Rosario lo intentó por los canales correctos. El 20 de marzo huyó de su expareja para protegerse a ella y a su hijo de la violencia que vivía dentro de esa relación.
Presentó una denuncia ante la Fiscalía General de Justicia del Estado de Zacatecas. No procedió. Un mes después, el 21 de abril, ella y su madre fueron atacadas con arma blanca en el municipio de Francisco R. Murguía, conocido como Nieves.
Presuntamente detrás del ataque estaban el exesposo de Rosario y su hermano, con la colaboración de una hermana de ambos y su propia madre.
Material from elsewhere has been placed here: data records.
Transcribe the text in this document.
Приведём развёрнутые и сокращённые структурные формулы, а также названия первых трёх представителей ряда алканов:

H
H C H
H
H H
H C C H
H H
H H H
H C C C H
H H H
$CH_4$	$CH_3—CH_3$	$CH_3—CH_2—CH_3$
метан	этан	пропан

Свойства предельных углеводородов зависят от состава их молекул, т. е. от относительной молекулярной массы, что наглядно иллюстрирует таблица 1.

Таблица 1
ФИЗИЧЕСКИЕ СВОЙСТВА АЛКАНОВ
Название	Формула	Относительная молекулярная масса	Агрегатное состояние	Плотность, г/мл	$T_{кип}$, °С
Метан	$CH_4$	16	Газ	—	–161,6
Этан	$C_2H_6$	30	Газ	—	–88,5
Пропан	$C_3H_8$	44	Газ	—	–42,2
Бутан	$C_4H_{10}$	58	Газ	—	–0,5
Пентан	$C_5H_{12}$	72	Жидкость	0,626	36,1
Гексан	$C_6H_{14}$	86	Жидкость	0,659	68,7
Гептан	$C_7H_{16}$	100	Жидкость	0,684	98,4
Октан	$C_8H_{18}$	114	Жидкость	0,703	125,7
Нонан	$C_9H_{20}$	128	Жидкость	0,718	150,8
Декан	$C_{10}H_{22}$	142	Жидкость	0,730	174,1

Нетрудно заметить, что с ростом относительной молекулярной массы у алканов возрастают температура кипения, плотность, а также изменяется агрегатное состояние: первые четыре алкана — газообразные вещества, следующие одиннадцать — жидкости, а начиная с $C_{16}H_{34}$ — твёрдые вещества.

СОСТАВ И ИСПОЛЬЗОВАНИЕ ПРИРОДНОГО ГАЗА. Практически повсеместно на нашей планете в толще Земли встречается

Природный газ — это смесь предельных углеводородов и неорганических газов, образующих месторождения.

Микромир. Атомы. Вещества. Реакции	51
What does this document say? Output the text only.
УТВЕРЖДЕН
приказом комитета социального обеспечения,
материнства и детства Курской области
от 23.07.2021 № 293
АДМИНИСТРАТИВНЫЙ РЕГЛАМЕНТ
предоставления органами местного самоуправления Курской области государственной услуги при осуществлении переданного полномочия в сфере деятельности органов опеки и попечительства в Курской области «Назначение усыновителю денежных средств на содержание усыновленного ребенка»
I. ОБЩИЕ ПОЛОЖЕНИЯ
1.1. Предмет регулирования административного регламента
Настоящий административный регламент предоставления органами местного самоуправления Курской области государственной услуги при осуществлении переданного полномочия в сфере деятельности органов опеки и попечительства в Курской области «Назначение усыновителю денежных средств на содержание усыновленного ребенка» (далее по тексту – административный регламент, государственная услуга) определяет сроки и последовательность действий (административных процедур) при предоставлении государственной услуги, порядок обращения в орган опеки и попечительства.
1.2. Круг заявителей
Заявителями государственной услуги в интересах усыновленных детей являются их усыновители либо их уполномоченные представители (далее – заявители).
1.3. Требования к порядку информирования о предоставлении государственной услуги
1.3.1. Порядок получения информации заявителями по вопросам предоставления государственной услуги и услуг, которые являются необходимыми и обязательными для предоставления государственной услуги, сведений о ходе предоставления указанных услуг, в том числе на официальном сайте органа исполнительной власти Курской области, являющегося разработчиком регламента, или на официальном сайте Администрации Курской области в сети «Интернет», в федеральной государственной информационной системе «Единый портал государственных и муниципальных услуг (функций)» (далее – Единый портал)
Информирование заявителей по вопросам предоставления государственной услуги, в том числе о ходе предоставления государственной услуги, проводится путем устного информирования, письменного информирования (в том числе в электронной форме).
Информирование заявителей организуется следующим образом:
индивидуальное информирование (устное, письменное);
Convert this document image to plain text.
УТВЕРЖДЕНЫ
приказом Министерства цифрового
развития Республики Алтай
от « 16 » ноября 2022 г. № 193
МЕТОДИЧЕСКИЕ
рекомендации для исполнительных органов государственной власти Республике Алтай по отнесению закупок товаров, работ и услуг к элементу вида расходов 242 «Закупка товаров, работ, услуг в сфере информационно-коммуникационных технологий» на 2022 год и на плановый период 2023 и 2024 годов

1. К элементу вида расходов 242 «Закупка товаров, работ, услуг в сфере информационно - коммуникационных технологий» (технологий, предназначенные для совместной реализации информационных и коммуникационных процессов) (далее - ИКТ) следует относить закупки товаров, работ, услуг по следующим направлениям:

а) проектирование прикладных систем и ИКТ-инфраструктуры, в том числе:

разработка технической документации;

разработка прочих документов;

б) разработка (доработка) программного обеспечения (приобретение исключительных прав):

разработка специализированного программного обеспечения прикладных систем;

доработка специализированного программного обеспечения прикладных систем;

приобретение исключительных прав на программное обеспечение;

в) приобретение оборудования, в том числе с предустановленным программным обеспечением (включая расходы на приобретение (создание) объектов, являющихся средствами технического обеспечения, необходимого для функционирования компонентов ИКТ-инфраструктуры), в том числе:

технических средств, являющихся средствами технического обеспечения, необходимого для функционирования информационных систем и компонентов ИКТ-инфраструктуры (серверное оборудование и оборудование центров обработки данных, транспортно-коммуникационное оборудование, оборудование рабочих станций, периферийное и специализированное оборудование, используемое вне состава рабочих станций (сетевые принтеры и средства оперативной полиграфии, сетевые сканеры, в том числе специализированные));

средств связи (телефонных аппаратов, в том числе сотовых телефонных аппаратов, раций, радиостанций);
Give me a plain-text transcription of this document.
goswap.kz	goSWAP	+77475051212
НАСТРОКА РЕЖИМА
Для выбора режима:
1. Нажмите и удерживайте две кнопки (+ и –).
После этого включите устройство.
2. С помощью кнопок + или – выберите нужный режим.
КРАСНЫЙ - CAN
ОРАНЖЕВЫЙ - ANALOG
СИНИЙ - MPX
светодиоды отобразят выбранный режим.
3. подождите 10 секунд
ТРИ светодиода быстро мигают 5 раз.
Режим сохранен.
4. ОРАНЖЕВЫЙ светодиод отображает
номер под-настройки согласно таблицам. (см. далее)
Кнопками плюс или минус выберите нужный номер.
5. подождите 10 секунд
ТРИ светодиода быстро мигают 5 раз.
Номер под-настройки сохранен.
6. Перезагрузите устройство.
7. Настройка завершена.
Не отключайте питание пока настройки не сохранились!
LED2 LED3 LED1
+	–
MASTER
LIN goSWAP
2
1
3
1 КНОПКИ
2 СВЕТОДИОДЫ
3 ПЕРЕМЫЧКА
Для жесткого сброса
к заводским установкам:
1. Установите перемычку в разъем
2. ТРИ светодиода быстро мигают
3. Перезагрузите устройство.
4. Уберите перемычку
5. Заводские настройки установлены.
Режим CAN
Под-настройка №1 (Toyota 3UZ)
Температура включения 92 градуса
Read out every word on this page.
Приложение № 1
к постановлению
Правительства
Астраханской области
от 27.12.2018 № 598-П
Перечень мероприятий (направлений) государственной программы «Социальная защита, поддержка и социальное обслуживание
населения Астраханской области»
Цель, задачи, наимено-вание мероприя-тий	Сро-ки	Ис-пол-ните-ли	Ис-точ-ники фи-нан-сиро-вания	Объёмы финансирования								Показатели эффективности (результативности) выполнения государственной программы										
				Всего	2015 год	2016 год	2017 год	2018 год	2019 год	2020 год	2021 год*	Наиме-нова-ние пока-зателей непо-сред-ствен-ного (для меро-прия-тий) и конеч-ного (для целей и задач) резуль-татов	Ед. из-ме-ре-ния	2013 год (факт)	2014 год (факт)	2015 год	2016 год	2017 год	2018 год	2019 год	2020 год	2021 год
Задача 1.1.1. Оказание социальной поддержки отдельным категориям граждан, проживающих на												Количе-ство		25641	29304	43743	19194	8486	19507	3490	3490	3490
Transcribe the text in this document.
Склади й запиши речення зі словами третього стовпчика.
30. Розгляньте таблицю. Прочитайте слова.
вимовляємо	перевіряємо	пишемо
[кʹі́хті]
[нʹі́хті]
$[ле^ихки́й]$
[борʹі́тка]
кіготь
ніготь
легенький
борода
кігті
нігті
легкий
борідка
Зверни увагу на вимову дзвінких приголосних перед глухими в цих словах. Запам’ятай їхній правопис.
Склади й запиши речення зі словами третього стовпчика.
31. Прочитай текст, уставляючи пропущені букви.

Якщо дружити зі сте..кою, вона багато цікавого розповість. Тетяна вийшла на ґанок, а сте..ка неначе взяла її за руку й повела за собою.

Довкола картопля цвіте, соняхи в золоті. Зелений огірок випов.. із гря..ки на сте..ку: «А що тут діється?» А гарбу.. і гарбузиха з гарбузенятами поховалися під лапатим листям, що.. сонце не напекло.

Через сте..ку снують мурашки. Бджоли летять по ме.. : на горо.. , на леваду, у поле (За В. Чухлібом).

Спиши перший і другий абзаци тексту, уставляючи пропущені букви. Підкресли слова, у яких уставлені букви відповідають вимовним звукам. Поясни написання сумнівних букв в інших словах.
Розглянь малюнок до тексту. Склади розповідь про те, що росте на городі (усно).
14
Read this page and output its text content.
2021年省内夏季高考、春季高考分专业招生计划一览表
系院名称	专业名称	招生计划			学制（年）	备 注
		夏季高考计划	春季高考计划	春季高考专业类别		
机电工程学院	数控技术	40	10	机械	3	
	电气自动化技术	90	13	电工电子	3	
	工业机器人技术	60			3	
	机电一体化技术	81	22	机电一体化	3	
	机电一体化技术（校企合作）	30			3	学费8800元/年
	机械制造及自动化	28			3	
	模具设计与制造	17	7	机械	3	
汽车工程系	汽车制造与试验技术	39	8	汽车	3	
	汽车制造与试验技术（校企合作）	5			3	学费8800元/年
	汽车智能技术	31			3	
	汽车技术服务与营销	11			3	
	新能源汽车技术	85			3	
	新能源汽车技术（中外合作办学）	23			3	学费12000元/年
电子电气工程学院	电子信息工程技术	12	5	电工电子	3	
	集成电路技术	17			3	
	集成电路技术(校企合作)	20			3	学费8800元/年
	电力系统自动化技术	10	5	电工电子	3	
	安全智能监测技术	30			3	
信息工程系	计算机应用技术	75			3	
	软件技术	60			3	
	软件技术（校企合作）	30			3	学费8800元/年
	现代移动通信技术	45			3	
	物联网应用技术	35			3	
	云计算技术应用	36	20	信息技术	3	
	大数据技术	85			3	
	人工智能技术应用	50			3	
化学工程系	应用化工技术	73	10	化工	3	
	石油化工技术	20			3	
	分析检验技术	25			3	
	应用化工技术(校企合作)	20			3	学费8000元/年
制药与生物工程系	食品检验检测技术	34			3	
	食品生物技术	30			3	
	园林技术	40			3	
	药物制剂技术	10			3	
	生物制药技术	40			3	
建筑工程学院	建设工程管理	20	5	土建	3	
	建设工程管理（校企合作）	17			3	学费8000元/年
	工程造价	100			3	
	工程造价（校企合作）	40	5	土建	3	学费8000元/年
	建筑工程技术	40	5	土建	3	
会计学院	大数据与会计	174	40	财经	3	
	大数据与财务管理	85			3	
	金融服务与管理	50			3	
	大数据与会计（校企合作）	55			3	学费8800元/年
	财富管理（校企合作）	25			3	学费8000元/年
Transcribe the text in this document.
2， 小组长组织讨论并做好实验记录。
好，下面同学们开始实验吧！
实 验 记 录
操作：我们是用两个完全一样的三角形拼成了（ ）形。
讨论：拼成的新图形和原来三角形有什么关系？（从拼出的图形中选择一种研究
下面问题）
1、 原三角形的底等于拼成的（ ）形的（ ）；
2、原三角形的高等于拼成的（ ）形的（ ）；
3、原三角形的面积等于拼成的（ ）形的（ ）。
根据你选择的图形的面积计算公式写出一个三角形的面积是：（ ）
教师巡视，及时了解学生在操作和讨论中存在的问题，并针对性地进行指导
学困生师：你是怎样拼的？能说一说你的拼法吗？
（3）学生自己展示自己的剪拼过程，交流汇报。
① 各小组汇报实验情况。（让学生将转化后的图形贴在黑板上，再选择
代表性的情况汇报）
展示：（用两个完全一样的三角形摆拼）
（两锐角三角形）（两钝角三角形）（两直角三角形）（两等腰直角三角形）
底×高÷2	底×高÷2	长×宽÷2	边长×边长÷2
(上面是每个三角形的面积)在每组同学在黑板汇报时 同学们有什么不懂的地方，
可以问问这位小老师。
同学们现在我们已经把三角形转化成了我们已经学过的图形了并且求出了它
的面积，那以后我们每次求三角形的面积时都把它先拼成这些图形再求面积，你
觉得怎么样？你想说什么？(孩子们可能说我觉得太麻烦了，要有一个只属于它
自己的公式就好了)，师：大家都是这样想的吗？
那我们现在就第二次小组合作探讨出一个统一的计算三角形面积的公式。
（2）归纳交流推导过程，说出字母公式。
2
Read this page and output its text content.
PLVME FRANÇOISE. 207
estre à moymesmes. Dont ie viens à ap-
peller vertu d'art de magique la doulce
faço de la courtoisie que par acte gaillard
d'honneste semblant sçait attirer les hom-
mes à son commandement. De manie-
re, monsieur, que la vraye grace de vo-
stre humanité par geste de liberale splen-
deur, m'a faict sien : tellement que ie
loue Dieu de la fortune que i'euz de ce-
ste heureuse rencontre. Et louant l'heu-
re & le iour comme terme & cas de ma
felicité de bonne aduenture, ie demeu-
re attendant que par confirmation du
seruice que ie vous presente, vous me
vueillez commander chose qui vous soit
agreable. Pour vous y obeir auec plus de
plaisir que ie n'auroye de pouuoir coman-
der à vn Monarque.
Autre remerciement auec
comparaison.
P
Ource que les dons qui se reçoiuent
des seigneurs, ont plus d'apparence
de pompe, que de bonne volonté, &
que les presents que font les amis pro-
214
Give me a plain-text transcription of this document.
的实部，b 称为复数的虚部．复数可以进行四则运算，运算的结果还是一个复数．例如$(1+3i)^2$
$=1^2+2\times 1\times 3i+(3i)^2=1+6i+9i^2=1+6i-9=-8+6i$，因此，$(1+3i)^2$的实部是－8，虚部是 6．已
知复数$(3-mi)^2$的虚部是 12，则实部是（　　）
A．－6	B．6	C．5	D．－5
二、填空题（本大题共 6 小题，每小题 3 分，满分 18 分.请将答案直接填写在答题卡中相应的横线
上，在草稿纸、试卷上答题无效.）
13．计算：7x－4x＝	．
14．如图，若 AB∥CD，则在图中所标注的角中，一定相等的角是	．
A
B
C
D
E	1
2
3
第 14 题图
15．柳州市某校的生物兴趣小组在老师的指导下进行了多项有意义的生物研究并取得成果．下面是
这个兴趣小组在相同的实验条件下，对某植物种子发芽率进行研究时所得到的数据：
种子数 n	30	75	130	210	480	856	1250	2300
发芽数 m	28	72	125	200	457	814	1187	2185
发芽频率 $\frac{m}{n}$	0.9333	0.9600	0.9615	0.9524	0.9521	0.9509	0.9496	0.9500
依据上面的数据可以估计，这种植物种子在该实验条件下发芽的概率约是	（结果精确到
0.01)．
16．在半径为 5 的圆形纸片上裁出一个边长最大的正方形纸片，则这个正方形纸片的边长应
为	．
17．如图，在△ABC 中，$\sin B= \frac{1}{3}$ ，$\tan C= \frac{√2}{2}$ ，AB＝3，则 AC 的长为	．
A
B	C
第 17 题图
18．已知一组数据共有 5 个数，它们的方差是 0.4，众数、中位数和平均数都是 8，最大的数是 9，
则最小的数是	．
Una agresión familiar coordinada contra dos mujeres que ya no tenían a dónde ir.

La Fiscalía Especializada en Atención a Delitos cometidos en contra de la Mujer inició la investigación y logró identificar a los cuatro agresores: Jesús Antonio, Fernando, Adriana y Pascuala.

Todos fueron detenidos mediante orden de aprehensión por el delito de feminicidio en grado de tentativa y puestos a disposición de la autoridad judicial, que deberá resolver su situación jurídica en las próximas horas.
Rosario pidió ayuda. El sistema falló. Y tuvo que sobrevivir el ataque para que alguien actuara.